KABUL: Pidato Presiden Ashraf Ghani pada Idul Fitri pada hari Selasa mengecam Taliban setelah tiga roket mendarat di daerah dekat Istana Kepresidenan dan mengatakan bahwa tindakan organisasi teroris menunjukkan bahwa mereka “tidak memiliki keinginan” untuk perdamaian.
“Taliban menjelaskan banyak hal. Abdullah mengatakan kepada saya beberapa menit yang lalu bahwa tidak ada keinginan untuk perdamaian di Taliban. Kami mengirim delegasi untuk melakukan ultimatum dan untuk menunjukkan bahwa kami memiliki keinginan untuk perdamaian dan kami siap untuk berkorban demi perdamaian. itu, tetapi mereka (Taliban) tidak memiliki keinginan untuk perdamaian dan kami harus membuat keputusan berdasarkan ini,” kata Ghani, lapor Tolo News.
“Pasukan keamanan dan pertahanan Afghanistan telah melakukan banyak pengorbanan dalam 20 tahun terakhir, terutama dalam tiga bulan terakhir, untuk mempertahankan tanah dan kehormatan tanah air ini, dengan tulus,” lanjut Ghani.

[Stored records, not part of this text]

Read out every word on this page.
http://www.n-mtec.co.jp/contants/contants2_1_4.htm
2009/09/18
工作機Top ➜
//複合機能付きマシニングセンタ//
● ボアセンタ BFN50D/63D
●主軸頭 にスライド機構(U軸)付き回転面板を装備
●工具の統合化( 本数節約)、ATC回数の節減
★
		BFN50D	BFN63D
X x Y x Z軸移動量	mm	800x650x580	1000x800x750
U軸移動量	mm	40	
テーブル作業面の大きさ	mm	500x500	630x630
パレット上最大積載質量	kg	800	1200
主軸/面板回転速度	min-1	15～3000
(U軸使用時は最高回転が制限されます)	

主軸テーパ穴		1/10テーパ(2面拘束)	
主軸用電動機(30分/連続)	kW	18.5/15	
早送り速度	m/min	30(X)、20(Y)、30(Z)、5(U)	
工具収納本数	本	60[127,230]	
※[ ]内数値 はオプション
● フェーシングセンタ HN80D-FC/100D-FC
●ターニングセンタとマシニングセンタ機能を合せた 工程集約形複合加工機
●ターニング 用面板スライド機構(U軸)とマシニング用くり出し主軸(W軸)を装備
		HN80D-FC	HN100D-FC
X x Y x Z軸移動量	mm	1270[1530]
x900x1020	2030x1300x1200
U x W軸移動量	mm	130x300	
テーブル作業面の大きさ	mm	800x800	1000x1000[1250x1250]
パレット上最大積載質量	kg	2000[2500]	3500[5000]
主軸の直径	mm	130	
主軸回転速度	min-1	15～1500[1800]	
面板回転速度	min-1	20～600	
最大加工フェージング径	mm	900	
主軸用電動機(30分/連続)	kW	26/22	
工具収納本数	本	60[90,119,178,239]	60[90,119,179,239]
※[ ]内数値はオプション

Dia menambahkan bahwa dia telah menghabiskan minggu lalu mengerjakan “rencana mendesak dan praktis” untuk mengatasi situasi saat ini, lapor Tolo News.
“Rencana ini sudah disiapkan. Ada dua bagian dari segi keamanan,” katanya.
Dia menambahkan bahwa salah satu bagian dari rencana tersebut adalah menetapkan prioritas untuk pasukan keamanan dan pertahanan.
Dia mengatakan sikap tegas masyarakat selama tiga hingga enam bulan ke depan akan mengubah keadaan.
Ghani menegaskan kembali bahwa ada kebutuhan untuk dukungan nasional dan pertahanan nasional dan mengatakan masa depan negara akan dibuat di Afghanistan dan oleh orang Afghanistan.
Dia mengatakan Taliban “menghancurkan 260 bangunan umum” dan bahwa jika mereka orang Afghanistan, mereka harus menghindari menghilangkan tempat-tempat umum dan rumah-rumah penduduk.
Ghani menambahkan pemerintah membebaskan 5.000 tahanan Taliban tetapi kelompok itu sejauh ini belum siap untuk melakukan pembicaraan yang berarti.
Pejabat pemerintah Afghanistan yang dipimpin oleh Dewan Tinggi Abdullah Abdullah untuk Rekonsiliasi Nasional dan delegasi Taliban bertemu di Doha pekan lalu untuk membahas pemulihan perdamaian di Afghanistan.
Dalam beberapa minggu terakhir, Afghanistan telah menyaksikan lonjakan kekerasan karena Taliban telah mengintensifkan serangannya terhadap warga sipil dan pasukan keamanan Afghanistan dengan penarikan penuh pasukan asing hanya beberapa minggu lagi.